Effects of chloroxiamycin (2) on cell wall and membrane

Observation of bacterial morphology by scanning electron microscope

The bacteria of midlogarithmic phase were diluted to 1 × 10⁸ CFU/mL with PBS and treated with 4×MIC of chloroxiamycin (2) at 37°C for 2 h. At the end of the incubation, the bacteria were washed twice with PBS and fixed with 2.5% glutaraldehyde at 4°C for 12 h. Next, bacterial dehydration was performed with different concentrations of ethanol (20%−50%−70%−85%−95%×2–100%×2) for 5 min each time and overnight drying. Gold-palladium was sputtered on samples and the images were observed by an S4800 scanning electron microscope (SEM) (Yang et al., 2019).

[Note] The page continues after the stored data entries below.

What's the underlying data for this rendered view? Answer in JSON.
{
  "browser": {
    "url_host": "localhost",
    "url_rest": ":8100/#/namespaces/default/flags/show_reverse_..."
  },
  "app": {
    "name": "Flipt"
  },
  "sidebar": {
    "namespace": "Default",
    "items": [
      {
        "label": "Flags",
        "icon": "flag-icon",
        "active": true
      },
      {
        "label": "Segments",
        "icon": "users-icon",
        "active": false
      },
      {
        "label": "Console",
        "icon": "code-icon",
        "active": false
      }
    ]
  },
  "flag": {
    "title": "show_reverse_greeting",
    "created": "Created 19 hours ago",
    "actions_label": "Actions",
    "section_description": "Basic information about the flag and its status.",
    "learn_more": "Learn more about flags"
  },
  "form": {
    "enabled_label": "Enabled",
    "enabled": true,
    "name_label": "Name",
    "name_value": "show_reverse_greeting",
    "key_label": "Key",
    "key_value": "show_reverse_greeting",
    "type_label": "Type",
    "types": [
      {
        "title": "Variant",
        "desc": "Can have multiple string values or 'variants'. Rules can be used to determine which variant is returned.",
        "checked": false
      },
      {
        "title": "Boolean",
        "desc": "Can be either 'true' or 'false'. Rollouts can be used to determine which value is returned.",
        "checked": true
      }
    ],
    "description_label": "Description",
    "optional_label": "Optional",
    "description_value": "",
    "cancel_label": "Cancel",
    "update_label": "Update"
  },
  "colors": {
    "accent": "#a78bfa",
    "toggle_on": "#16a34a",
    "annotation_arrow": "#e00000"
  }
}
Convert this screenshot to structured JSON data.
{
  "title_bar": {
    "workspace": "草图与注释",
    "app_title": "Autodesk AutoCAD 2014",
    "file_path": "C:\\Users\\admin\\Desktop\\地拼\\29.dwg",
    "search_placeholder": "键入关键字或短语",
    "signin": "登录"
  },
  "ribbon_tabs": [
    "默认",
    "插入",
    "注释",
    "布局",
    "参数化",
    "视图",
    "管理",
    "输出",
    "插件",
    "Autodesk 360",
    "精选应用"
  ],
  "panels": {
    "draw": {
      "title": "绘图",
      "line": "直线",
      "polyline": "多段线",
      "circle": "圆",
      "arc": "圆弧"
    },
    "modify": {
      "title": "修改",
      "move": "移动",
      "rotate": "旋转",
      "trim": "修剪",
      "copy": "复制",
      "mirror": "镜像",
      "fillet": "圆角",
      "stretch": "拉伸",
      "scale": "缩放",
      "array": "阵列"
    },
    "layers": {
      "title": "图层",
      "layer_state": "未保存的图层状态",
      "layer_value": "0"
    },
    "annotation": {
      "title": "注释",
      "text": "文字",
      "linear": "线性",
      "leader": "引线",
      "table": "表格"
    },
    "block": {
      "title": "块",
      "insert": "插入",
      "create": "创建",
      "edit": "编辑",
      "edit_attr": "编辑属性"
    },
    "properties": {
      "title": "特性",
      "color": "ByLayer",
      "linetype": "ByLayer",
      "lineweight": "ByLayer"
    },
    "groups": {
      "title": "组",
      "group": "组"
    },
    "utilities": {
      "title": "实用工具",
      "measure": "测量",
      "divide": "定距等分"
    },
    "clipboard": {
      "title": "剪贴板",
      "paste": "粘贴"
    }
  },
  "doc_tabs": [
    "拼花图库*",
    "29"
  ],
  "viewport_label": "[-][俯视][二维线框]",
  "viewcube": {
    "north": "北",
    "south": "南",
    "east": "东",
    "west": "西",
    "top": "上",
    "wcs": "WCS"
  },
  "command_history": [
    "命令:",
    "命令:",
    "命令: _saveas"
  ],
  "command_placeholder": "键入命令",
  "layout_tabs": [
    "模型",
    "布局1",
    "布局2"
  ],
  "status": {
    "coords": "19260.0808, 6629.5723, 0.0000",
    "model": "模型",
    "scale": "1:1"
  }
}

Membrane permeabilization analysis

The effect of chloroxiamycin (2) on bacterial cell membrane permeability was evaluated with propidium iodide dye (PI) (Li et al., 2022). Midlog-phase MRSA ATCC43300 was diluted to 1 × 10⁸ CFU/mL and then incubated with 1×MIC, 2×MIC, and 4×MIC of chloroxiamycin (2) solution for 30 min and 120 min at 37°C, respectively. At the end of the incubation, the bacteria were washed twice with PBS and then incubated with 50 μg/mL of PI for 15 min. Finally, the fluorescence was analyzed by FACSCalibur Flow Cytometer.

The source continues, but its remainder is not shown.